Это оставляет под подозрением Этель Рэттери и Феликса. Для Феликса подозрение гораздо более сильное. Средства, мотивы, все - даже признание в намерениях. Но это только там, в дневнике, что можно опровергнуть. Это просто, но только просто - предположительно, что Феликс приготовил второе оружие (яд) на тот случай, если его план убийства на реке сорвется. Я не могу заставить себя поверить, что он или настолько хладнокровен, или настолько безумен, чтобы осуществить такой сложный план. Но предположим на минуту, что он именно таков. Но совершенно невозможно, что, после того как на ялике все обернулось против него и после того как Джордж сказал ему, что его дневник находится у поверенных и будет предан огласке в случае его смерти, Феликс все же привел в действие свой план с отравлением.

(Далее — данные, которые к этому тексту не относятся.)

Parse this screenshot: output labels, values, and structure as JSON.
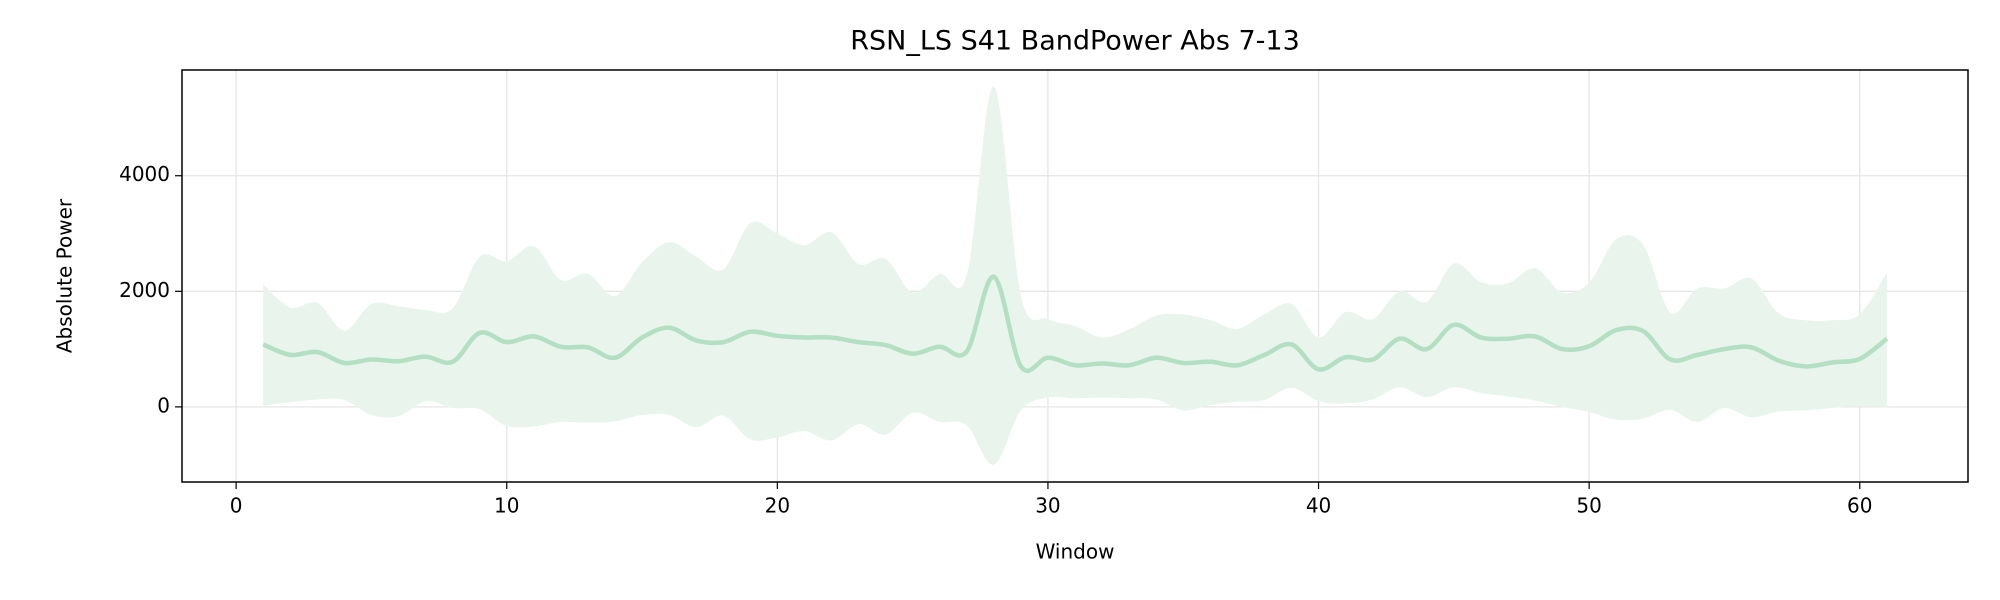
{
  "chart_data": {
    "type": "line",
    "title": "RSN_LS S41 BandPower Abs 7-13",
    "x_label": "Window",
    "y_label": "Absolute Power",
    "x": [
      1,
      2,
      3,
      4,
      5,
      6,
      7,
      8,
      9,
      10,
      11,
      12,
      13,
      14,
      15,
      16,
      17,
      18,
      19,
      20,
      21,
      22,
      23,
      24,
      25,
      26,
      27,
      28,
      29,
      30,
      31,
      32,
      33,
      34,
      35,
      36,
      37,
      38,
      39,
      40,
      41,
      42,
      43,
      44,
      45,
      46,
      47,
      48,
      49,
      50,
      51,
      52,
      53,
      54,
      55,
      56,
      57,
      58,
      59,
      60,
      61
    ],
    "values": [
      1080,
      900,
      950,
      760,
      820,
      790,
      870,
      780,
      1280,
      1120,
      1220,
      1040,
      1030,
      850,
      1200,
      1370,
      1150,
      1120,
      1300,
      1230,
      1200,
      1200,
      1120,
      1070,
      920,
      1040,
      960,
      2250,
      700,
      850,
      720,
      750,
      720,
      850,
      760,
      780,
      720,
      900,
      1080,
      650,
      860,
      820,
      1180,
      1000,
      1420,
      1200,
      1180,
      1220,
      1000,
      1050,
      1330,
      1310,
      820,
      900,
      1000,
      1030,
      800,
      700,
      770,
      830,
      1180
    ],
    "upper": [
      2120,
      1720,
      1800,
      1320,
      1780,
      1740,
      1680,
      1700,
      2600,
      2520,
      2780,
      2200,
      2300,
      1920,
      2500,
      2850,
      2600,
      2380,
      3180,
      3000,
      2800,
      3020,
      2470,
      2560,
      1980,
      2300,
      2280,
      5550,
      1920,
      1520,
      1400,
      1200,
      1340,
      1580,
      1600,
      1500,
      1350,
      1600,
      1780,
      1200,
      1640,
      1520,
      2000,
      1820,
      2480,
      2160,
      2140,
      2400,
      1980,
      2150,
      2900,
      2800,
      1630,
      2050,
      2050,
      2220,
      1620,
      1500,
      1500,
      1600,
      2320
    ],
    "lower": [
      20,
      80,
      130,
      120,
      -140,
      -160,
      100,
      -20,
      -40,
      -330,
      -340,
      -260,
      -270,
      -250,
      -140,
      -140,
      -350,
      -150,
      -560,
      -530,
      -420,
      -580,
      -300,
      -480,
      -100,
      -260,
      -320,
      -1000,
      -60,
      160,
      150,
      160,
      150,
      130,
      -60,
      30,
      90,
      120,
      330,
      100,
      60,
      130,
      340,
      170,
      340,
      240,
      180,
      110,
      0,
      -90,
      -220,
      -200,
      -50,
      -260,
      -20,
      -180,
      -80,
      -60,
      -20,
      20,
      -10
    ],
    "color": "#b3dfc3",
    "band_color": "#e8f4ec",
    "xlim": [
      -2,
      64
    ],
    "ylim": [
      -1300,
      5830
    ],
    "xticks": [
      0,
      10,
      20,
      30,
      40,
      50,
      60
    ],
    "yticks": [
      0,
      2000,
      4000
    ],
    "grid": true
  }
}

Поступить так означало просто подставить свою голову под плаху. Если бы Феликс отравил тоник, он, безусловно,- поскольку он знал, что смерть Джорджа означает его собственный конец,- сказал бы Джорджу о яде или незаметно проник бы в столовую перед обедом и убрал бутылку. Разумеется, если он только так безумно ненавидел Джорджа из-за смерти Мартина, что собирался сделать себе харакири сразу после смерти Джорджа. Но если Феликс совершенно не думал о спасении своей шкуры, зачем ему было возиться со всем этим планом убийства на реке, который должен был выглядеть как несчастный случай, и зачем он привез сюда меня, чтобы я спас его жизнь? Единственно возможный ответ на это - Феликс не подсыпал яда в тоник. Я не верю, что он убил Джорджа Рэттери: это противоречит всем возможностям и всей логике.
Значит, остается Этель Рэттери. Ужасная, страшная женщина, но убила ли она своего сына? И если, как я думаю, она это сделала, будет ли возможность это доказать? Смерть Джорджа - типичный случай эгоистического произвола, который свойствен Этель Рэттери. С ее стороны не было ни единой попытки сбить следствие со следа - хотя наверняка в этом не было необходимости, поскольку она знала, что все подозрения падут на Кернса. Она не пыталась создать себе алиби на субботний день, когда в бутылку был подмешан яд. Она просто отравила лекарство и сидела на своей толстой заднице, пока Джордж его пил. А затем заявила Блаунту, что дело должно быть представлено как несчастный случай. "Всевышний вседержитель и судья" - вот роль, которую она играет. Здесь налицо вызывающее отсутствие тонкости в совершении отравления Джорджа, что так сочетается с характером Этель Рэттери. Но достаточно ли это веский мотив? Когда дошло до дела, стала бы она действовать в согласии с собственным изречением "Убийство не есть преступление, когда на карту поставлена честь"? Может, мне лучше добыть побольше сведений от старого Шривенхема или какого-нибудь его друга, чтобы решить этот вопрос. А тем временем..."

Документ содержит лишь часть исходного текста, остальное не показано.